Who Runs Student Discipline at Harvard College?
A public critic of Israel’s ’apartheid wall’ plays a key role
One of the darkly comical lines in the note from Harvard’s interim president, Alan Garber, about the negotiated end to Harvard’s anti-Israel encampment was the one about how, “I will also ask disciplinary boards within each School to evaluate expeditiously, according to their existing practices and precedents, the cases of those who participated in the encampment.”
The “existing practices and precedents” are that if you’re falsely accusing Israel of genocide and apartheid, you can go into a class with a megaphone and disrupt a pro-Israel professor, protest in the Widener Library reading room during reading period, occupy University Hall, and still remain a student enrolled at Harvard rather than getting suspended or kicked out.
Who has set that precedent and practice?
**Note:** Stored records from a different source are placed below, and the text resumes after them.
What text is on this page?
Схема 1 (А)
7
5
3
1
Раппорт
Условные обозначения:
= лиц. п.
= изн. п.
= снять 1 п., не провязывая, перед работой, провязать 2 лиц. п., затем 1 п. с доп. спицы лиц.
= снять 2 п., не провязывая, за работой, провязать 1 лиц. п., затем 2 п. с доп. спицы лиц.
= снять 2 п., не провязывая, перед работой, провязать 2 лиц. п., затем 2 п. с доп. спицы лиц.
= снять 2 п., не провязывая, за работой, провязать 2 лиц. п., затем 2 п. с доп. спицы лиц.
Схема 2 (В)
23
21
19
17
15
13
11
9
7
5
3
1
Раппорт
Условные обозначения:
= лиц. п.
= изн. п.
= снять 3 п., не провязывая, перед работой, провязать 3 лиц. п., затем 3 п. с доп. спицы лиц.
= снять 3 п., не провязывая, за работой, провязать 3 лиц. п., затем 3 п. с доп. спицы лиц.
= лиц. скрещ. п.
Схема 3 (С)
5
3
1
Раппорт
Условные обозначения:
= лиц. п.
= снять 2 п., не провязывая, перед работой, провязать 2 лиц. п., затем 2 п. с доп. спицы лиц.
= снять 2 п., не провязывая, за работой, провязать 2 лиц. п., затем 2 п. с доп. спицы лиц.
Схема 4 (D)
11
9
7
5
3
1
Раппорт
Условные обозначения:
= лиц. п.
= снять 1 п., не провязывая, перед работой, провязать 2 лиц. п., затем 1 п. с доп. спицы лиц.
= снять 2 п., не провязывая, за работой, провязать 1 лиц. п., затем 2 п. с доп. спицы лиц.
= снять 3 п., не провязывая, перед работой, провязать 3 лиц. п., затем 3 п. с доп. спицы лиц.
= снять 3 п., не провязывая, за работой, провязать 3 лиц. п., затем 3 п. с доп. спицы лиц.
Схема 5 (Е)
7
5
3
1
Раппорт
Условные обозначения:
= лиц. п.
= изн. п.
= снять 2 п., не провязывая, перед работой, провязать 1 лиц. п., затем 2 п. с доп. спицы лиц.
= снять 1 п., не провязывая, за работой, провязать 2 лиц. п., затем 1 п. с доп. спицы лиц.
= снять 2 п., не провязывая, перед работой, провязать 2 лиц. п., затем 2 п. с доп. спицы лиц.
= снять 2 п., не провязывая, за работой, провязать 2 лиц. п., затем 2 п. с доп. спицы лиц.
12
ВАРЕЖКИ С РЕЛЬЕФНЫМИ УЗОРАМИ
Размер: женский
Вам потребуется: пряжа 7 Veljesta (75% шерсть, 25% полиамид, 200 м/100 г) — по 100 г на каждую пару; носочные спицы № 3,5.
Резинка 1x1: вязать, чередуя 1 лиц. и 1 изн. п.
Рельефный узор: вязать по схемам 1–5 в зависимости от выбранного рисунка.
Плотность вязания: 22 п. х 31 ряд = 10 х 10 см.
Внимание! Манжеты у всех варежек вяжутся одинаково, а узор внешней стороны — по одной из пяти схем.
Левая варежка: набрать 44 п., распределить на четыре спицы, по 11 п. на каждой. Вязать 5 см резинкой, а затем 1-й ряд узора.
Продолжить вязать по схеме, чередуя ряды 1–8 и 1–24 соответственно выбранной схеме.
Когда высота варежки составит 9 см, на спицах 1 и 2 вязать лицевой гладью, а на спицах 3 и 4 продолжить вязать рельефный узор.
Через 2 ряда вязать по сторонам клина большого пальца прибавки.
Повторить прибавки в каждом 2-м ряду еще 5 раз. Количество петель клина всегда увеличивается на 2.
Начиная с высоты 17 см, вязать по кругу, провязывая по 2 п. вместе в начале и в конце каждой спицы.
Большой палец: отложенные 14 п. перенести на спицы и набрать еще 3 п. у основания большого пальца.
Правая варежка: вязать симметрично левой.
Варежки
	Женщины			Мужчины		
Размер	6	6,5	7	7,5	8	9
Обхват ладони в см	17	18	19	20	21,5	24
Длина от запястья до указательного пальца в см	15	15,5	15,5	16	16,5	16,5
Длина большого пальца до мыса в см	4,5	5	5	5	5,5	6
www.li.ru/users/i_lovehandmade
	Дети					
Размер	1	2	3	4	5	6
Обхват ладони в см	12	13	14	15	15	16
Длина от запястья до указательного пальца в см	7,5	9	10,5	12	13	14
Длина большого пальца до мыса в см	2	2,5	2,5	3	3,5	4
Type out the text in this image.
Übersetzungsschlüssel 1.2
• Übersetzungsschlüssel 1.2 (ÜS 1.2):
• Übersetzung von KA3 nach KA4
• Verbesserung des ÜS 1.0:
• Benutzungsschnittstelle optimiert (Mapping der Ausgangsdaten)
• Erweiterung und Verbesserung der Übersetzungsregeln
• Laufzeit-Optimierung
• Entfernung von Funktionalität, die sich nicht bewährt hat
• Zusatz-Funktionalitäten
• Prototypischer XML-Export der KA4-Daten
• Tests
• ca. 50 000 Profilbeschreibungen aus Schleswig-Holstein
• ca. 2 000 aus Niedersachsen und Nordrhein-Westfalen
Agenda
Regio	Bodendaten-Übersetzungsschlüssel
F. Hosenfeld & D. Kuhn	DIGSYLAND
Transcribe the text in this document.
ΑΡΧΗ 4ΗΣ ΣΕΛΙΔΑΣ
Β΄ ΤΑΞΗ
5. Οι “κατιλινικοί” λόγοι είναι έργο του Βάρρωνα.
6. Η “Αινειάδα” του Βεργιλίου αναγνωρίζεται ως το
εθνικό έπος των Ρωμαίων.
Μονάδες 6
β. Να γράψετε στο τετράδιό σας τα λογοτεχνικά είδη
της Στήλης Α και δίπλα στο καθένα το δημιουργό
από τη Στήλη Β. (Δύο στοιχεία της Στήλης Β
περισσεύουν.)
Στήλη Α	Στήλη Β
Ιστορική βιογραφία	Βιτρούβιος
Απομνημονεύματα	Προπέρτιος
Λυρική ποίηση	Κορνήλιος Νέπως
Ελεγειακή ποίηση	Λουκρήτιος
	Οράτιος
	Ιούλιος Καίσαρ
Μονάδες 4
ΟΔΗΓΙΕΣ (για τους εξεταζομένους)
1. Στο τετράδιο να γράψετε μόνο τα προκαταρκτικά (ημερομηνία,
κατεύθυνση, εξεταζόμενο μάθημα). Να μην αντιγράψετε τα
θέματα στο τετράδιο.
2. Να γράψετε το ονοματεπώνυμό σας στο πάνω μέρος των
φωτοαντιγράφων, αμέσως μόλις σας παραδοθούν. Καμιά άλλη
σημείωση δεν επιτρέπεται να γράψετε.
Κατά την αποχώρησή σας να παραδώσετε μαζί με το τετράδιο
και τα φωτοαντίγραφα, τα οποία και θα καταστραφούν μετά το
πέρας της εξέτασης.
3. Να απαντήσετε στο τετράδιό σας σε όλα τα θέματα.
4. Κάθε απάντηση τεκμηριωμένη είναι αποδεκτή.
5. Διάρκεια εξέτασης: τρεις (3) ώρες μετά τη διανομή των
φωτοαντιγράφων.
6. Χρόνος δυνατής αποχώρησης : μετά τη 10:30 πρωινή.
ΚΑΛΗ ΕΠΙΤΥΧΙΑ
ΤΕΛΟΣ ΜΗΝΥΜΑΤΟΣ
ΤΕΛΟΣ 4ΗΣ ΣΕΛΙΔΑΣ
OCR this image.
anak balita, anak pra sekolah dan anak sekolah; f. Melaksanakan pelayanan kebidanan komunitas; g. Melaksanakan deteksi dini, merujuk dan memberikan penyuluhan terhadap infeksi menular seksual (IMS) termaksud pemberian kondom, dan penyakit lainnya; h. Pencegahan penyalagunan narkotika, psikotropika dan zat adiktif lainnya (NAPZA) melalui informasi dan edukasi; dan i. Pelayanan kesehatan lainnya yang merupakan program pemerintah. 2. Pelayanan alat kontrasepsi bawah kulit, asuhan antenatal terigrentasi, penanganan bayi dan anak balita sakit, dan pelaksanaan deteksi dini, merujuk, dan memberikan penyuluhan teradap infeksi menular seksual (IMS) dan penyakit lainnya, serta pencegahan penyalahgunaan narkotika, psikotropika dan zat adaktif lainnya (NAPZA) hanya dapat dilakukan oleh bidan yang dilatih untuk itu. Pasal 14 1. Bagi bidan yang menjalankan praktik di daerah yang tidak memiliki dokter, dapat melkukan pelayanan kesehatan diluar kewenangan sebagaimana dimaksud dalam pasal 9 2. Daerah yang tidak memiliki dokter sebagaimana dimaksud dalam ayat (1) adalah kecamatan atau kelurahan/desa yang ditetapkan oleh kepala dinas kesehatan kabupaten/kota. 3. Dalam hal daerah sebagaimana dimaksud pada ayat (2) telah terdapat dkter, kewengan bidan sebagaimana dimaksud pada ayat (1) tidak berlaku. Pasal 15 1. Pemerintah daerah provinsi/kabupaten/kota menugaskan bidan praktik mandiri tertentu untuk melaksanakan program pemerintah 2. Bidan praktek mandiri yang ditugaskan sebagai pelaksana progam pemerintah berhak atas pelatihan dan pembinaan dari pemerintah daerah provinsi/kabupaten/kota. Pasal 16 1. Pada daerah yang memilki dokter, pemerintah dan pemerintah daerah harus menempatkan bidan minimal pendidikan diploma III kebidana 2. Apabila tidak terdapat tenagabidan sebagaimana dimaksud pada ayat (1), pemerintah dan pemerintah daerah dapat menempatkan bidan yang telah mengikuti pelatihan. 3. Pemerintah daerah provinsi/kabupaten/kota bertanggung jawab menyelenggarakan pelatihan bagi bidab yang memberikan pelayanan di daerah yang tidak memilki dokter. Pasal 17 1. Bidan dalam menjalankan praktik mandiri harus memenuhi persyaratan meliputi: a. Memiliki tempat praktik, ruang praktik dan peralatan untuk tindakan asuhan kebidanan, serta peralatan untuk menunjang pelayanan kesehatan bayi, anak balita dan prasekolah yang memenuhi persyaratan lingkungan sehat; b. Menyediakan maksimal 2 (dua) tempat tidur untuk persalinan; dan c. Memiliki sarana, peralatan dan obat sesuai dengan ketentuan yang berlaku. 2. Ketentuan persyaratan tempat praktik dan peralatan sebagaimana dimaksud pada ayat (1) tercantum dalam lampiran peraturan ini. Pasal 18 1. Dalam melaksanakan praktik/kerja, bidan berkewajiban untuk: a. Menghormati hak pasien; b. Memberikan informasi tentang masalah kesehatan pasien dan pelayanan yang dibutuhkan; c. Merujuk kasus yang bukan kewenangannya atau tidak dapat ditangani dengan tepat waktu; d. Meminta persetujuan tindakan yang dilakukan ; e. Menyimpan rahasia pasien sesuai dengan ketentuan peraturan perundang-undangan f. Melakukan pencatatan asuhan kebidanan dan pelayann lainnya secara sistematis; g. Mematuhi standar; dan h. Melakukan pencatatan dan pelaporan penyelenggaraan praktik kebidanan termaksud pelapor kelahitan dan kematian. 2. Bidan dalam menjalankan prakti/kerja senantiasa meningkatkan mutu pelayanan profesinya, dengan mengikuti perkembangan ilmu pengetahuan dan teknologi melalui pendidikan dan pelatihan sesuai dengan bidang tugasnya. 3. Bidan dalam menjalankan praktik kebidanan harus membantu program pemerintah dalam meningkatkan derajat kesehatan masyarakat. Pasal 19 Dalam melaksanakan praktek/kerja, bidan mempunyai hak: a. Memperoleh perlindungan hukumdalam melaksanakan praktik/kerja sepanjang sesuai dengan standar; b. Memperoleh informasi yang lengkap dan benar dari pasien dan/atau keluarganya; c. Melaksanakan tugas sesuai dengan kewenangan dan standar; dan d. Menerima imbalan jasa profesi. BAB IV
One of the reasons Harvard has been having a hard time reining in the anti-Israel mob may be that the people running the discipline are largely not tenured faculty members at Harvard or rule-of-law types, but are rather an assortment of lecturers, preceptors, and professional higher-education administrators.
One member of the Disciplinary Committee of the Administrative Board of Harvard College, Qussay Al-Attabi, who is assistant dean and secretary of the honor council, while an assistant professor of Arabic at Kenyon College wrote an article for the Kenyon Collegian describing the security fence between Israel and parts of the West Bank as an “apartheid wall” that is “illegal and immoral.”